“权景肆你这个恶魔!”

    云婳气息不稳地吐槽。

    “休息好了?”

    “……”

    “呜呜呜……你欺负我……”

    云婳硬碰硬输了,所以只能服软了。

    她埋在男人脖颈里,眼泪大滴地冒出来,边哭边骂他:“我不要嫁给你了,你这么凶,以后结婚了肯定会打我,你这个坏蛋,臭流氓……”

    “……”

    他眉头拧着,垂眸去看怀里的女人,嗓音温和了许多:“云婳……”

    “呜呜呜……”

    他喊她一声,结果她哭得更用力了,权景肆胸前的衬衣都被她的泪水沾湿了。

    他锁着眉头,心里慌了神。

    他低头吻她的发顶,温声细语地哄她:“好了别哭了,我不过是亲了你几下……”

    “你凶我!”

    女人抬起湿漉漉的眼眸瞪着他。

    他抿着薄唇,“嗯,我错了。”

    云婳一愣,他认错这么快还真让她有些意外。

    不过她又很快委屈地噘唇继续控诉:“你还弄疼我了。”

    他蹙眉,略带不明地盯着她。

    “我的手,还有嘴巴。”

    她把手腕上的红痕给他看,又指着自己红肿的嘴唇。

    权景肆没忍住弯唇笑了。

    “你还笑?!”

    她难以置信。

    他抬手将她脸上沾着泪水的头发拨开,嗓音温和沉缓:“你还真是瓷娃娃啊,这样就觉得疼了?”

    云婳仿佛从他意味深长的眼神里看出了别的什么意思,她立即不满反驳:“就是很疼,你这个粗鲁的男人一点不懂得怜香惜玉!”

    “好,我下次轻点。”

    他从善如流。

    “……”

    云婳皱眉瞪他:“没有下次!以后没我的允许你不许碰我不许亲我!”

    他瞳眸里的光芒黯淡下来,似是想起了什么,一边帮女人擦着眼泪,一边沉着声音问她:“你以前和江少衍在一起也是这样的?”

    云婳猝不及防,被问得很懵:“你什么意思?你提他做什么?”

    “好奇。”

    他脸上的表情让人难以捉摸,只是直直盯着她,捕捉她脸上所有细碎的情绪变化:“好歹和他谈了四年,你别告诉我你们没接过吻?”

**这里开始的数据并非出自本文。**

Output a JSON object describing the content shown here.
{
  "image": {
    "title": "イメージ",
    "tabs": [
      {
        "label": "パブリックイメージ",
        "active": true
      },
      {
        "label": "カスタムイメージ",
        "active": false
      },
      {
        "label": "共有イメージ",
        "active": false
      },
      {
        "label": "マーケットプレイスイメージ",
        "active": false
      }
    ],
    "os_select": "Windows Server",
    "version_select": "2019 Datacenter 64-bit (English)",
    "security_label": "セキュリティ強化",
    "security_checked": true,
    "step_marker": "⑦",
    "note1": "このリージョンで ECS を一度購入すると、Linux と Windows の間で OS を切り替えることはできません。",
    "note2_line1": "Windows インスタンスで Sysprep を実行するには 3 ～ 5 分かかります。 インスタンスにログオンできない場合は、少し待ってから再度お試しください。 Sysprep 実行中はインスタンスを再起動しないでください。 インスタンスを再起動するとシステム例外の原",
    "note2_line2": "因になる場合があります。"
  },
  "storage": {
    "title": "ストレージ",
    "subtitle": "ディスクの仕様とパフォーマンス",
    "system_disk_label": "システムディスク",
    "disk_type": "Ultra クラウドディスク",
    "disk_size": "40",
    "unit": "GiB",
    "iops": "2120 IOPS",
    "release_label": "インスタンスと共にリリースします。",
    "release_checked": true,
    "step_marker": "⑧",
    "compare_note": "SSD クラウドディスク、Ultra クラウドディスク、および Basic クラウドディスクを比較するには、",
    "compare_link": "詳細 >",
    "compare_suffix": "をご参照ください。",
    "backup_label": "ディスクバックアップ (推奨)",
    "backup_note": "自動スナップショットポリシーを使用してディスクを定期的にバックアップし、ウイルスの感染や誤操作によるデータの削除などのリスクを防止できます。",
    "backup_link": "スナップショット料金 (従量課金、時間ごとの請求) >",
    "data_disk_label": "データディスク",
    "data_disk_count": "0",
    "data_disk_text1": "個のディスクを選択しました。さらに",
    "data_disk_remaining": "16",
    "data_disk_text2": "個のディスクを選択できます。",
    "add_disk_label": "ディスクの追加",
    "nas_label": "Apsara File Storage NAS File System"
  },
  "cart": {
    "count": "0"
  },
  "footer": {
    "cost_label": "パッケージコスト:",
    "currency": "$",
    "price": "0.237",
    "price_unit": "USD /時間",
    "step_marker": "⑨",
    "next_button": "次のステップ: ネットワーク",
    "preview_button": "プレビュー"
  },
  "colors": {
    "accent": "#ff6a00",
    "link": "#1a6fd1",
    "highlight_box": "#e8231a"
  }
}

    权景肆就算没谈过恋爱,也难以想象男人在自己喜欢的女人能保持多少风度。

    哪怕,江少衍是所谓的风度翩翩的第一贵公子。男人就是男人,总有被下半身支配的时候。

    “当然有。”

    云婳看不懂他,“这种醋你也要吃?”

    “我不是这个意思,我是说,他也遵守着你说的这条规定?”

    “对啊。”

    云婳十分坦然,又嫌弃地白了权景肆一眼:“而且他比你绅士多了,从不对我动手动脚,也没你……”

    “没我什么?”

    他危险地眯起眸。

    “没你亲得那么恶心。”

    “……”

    她和江少衍在一起的时候还小,而且大多数时间不是在学校里念书就是跟着于老师学昆曲,甚至还有娱乐圈的工作。所以那段时间云婳其实非常忙,两人至多是抽时间见面约会,何况约会的时候还有她爸爸派守的保镖看着。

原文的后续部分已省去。